Artificial intelligence - often called AI - refers to a wide range of technologies that enable machines to recognize, act and learn. And in a degree as it was unthinkable just a few years ago. AI will change business models in a way that we have not seen since the introduction of enterprise IT systems in the 1980s.
We do not want to bore you with a full assessment of the topic at this point. On the one hand the connections are highly complex, on the other hand the current hype topics AI, Machine Learning and Big Data are difficult to distinguish from each other. Moreover, the application with new frameworks and cloud infrastructure is getting easier and cheaper. This makes the technology basically tangible for almost every software engineer and the barriers to entry in the topic are constantly falling.
Partial Autonomous Driving
Lane departure warning, glare-free high beam, pedestrian recognition - almost no car manufacturer dares to introduce a new model without at least some of the above assistance systems. Pedestrian recognition, for example, uses computer vision, i.e. machine vision to detect people in front of the vehicle. All have in common that you work with methods of artificial intelligence and thus make driving a little safer today. Little attention is focused on Fleet Learning, which is collecting data from every single vehicle on the road. Only with these huge amounts of data - which incidentally all lie in the data centers of the large Silicon Valley Group - is the next step towards fully autonomous driving possible.
The "old hands" knew it: Each machine in the factory has its peculiarities and if you fill in the right place in the right place oil, tightened a screw or just regularly off and on again you save yourself downtime or can keep the next maintenance short.
Today, experienced employees are either hard to get or retired. IT predictive maintenance systems are considered to be the most tangible aspect of Industry 4.0, using vast quantities of sensor data to improve productivity and prevent lost production
NLP - Processing of texts
Text is the most important form of human communication. With a text, it is possible to bridge space (e-mail) and time (book) and to keep information easily accessible. Thanks to the Internet, texts are available in huge quantities today and are just waiting to be exploited using Natural Language Processing. Last but not least, visualizations generated from texts help to understand complex relationships.
"Predictions are difficult, especially if they affect the future."
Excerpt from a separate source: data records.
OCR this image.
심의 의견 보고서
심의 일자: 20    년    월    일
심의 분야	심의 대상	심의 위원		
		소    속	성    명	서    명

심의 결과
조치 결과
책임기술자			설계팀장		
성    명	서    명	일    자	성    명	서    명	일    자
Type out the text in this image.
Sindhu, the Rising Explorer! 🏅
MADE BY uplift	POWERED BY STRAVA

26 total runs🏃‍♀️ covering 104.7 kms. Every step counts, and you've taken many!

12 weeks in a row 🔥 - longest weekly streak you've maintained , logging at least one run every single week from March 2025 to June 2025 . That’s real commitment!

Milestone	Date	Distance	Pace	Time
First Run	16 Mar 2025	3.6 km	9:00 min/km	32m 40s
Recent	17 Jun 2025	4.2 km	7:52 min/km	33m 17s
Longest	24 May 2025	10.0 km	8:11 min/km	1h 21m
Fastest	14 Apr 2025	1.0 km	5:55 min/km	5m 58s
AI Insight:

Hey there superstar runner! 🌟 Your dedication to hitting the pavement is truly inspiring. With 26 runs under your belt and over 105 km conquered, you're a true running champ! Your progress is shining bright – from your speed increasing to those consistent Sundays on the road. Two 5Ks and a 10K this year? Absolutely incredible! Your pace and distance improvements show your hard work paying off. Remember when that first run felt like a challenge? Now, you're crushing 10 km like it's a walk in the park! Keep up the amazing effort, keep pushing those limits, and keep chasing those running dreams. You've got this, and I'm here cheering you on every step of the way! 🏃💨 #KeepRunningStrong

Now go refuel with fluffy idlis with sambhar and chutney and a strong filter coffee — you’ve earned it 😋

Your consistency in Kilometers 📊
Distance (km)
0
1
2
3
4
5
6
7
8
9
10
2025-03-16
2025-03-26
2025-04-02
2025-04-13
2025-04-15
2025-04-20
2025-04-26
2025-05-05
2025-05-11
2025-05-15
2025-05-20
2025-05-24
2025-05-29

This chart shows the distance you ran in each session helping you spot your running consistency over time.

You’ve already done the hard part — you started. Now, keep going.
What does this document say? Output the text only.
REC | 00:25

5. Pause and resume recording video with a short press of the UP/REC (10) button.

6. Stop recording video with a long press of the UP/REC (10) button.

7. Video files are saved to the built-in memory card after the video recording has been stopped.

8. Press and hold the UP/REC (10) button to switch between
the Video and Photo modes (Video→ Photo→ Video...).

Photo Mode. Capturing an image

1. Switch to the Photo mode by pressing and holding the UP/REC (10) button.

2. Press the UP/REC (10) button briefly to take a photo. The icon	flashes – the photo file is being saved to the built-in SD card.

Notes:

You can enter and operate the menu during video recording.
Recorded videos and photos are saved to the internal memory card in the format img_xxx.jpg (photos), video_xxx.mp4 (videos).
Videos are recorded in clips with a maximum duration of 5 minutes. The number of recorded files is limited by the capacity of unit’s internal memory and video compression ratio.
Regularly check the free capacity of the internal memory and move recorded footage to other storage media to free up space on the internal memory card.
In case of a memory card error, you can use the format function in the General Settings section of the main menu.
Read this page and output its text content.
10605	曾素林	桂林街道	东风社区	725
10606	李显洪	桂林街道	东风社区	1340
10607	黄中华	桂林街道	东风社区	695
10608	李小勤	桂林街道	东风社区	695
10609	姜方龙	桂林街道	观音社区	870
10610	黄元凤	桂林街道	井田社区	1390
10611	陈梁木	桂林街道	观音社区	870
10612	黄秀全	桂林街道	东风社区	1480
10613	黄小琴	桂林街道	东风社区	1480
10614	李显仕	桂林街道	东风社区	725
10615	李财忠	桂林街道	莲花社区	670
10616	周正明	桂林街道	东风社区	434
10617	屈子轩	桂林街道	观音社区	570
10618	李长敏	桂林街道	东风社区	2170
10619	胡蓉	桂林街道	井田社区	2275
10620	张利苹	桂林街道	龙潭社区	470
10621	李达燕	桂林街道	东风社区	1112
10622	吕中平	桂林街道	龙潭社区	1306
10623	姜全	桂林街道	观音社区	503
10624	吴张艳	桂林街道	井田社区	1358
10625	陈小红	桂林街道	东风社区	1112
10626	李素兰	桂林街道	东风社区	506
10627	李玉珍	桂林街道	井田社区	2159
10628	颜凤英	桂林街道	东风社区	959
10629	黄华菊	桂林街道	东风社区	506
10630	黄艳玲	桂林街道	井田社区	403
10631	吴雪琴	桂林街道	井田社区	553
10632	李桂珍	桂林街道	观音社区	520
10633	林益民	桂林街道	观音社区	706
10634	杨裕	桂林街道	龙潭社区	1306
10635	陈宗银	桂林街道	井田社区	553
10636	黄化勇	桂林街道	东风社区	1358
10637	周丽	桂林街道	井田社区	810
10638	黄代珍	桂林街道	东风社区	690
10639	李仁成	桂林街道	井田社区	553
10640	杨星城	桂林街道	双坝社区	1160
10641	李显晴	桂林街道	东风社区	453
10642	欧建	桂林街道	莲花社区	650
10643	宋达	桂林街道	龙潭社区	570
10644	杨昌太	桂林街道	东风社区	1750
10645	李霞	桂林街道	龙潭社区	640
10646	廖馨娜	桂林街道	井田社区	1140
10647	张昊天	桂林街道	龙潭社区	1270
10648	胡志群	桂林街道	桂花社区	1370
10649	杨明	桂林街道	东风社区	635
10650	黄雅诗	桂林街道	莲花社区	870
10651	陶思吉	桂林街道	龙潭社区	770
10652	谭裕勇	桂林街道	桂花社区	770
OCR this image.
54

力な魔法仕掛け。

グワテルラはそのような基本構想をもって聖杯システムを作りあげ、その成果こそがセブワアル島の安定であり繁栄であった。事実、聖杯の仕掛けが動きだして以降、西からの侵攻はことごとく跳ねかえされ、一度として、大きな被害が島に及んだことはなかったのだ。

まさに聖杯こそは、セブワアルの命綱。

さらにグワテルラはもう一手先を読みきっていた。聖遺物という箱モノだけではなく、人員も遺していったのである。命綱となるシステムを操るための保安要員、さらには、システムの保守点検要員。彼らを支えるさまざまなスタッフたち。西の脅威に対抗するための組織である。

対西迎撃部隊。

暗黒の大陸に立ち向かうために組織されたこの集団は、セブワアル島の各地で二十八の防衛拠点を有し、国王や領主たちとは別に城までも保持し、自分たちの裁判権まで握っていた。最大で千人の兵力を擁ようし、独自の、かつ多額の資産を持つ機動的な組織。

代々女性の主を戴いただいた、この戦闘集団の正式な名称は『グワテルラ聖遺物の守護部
No matter if you attribute this quote to Karl Valentin, Winston Churchill or Niels Bohr: In any case it is worth knowing the possibilities and looking for advantages for your own company processes.
Fully Autonomous Driving
Let's be honest: standing alone would help us. Traffic jam assistants who drive us autonomously and safely through the morning traffic collapse will be able to use transfer times more productively. The prerequisite for this is not the next development step towards still cognitive abilities but also 5G networks. Only with de facto real-time communication can the data gained by Fleet learning be used in every driving situation.
One may stand by what one wants: Anthropologists see such machines as having a major impact on society. Future generations of sexrobots will have a much stronger similarity to human partners with artificial intelligence. And their communication skills are expected to make them more and more like interpersonal interaction.
Anyone who has ever tried Alexa to learn details about a product or to coordinate an appointment with Siri knows it: There's something else to come. Cortana & Co. are only beginning to exploit the potential of artificial intelligence. Here, considerable improvements can be expected in the coming years. A special attraction would be an independent solution from the big Silicon Valley corporations, which is available for everyone as an open source solution.